Зачем течет?.. А чтобы взглянуть на желтый профиль и красный орден на груди: 23-го января, под вой паровозов и хрипение траурных оркестров, тело Ленина перевезли из Горок в Москву и выставили в Колонном зале бывшего Благородного собрания, переименованного в Дом Союзов. (Ныне там неизвестно что и чье, но колонны высятся по-прежнему, ждут...)

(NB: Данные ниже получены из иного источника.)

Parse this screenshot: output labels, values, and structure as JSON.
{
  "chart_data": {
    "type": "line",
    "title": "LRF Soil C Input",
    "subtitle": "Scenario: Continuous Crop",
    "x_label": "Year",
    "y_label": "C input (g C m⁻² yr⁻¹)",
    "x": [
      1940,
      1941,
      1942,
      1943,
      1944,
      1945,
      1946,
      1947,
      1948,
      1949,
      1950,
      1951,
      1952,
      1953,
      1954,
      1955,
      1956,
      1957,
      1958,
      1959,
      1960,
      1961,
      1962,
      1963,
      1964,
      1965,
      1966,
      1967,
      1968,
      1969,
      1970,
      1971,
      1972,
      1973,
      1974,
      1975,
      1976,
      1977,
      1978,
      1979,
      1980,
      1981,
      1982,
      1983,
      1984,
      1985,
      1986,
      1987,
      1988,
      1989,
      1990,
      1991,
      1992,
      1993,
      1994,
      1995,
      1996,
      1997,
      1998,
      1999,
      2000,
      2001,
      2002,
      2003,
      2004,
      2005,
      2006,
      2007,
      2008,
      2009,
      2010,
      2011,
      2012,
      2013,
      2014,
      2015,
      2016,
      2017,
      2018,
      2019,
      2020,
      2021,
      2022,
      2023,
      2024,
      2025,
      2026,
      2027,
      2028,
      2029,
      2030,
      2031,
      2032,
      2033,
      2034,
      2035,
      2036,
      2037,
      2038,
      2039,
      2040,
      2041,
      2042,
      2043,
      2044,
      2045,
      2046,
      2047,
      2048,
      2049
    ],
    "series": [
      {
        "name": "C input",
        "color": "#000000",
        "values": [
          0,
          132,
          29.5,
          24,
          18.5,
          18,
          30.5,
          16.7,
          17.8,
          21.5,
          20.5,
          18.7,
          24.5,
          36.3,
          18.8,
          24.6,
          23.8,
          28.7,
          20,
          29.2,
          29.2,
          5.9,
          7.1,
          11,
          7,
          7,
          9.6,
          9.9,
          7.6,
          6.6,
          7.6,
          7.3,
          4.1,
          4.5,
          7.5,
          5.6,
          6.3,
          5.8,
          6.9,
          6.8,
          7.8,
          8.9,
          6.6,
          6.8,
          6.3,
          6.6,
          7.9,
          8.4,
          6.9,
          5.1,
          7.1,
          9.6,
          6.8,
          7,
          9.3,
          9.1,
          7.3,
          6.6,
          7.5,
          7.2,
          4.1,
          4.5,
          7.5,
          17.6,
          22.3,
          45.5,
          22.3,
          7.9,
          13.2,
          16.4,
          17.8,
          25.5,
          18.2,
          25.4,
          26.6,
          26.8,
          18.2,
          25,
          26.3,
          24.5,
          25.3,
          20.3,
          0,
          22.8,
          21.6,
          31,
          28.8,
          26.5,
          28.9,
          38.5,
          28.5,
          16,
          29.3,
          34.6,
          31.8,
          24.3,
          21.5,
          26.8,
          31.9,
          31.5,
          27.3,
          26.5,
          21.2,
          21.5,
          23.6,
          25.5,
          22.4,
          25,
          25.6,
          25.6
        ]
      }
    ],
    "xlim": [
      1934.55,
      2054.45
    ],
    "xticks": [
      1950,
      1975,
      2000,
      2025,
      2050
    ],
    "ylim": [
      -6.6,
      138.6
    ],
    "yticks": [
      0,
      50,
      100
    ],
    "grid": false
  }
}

Конечно, одна Москва, уже тогда перенаселенная, могла поставить сотни тысяч человекоскорбей, но стягивались ко гробу со всей России, выползали из самых отдаленных медвежьих углов, кротовых нор, лесных избушек, степных юрт.

А для чего?!.. А чёрт его знает!.. В России любят хоронить власть, то ли отпевают прошедшие несчастья, то ли оплакивают грядущие.

Как бы то ни было, зазмеилась к покойнику очередь длиной в русскую историю с географией — от столичной интеллигенции до первобытников дальнего севера и крайнего юга.

Самой большой неожиданностью это всенародное прощание, чтоб не сказать — горе, стало не для врагов, простодушно полагавших, будто богопротивная власть держится исключительно на лжи и насилии, — нет, больше всех удивились сами большевики.

Они, конечно, собирались устроить проводы по высшему разряду тому, кто рассадил их по кремлевским кабинетам и вручил бразды.

Но, как певалось в старой славной революционной песне, кстати, нежно любимой Ильичом: «...мы сами закрыли, роди-и-и-и-мый, орлиные очи твои»...

Вот они и хотели закрыть ему очи сами, с приглашением к скорби ближайших друзей и родственников — мировой пролетариат и его коминтерновский авангард.

Потому что ведь кто умер? — Умер вождь партии, вождь рабочего класса, вождь мировой революции, наконец. Им его и оплакивать.

Что ж до народа, то в самом этом слове, как и в его подголоске — слове «нация», окопался реакционный смысл, затаился классовый враг. Именно с этой, народной, темной, еще непросвещенной «лампочкой Ильича» стороны ожидались всяческие неприятности.

Недаром председателем комиссии по организации похорон партия назначила председателя Чека Дзержинского как лицо, особо приближенное к смерти, а по обыкновению предусмотрительный и практичный Сталин в телеграммах, разосланных во все партийные органы всех советских республик, предписывает «принять меры по обеспечению твердого порядка и недопущению малейших проявлений паники».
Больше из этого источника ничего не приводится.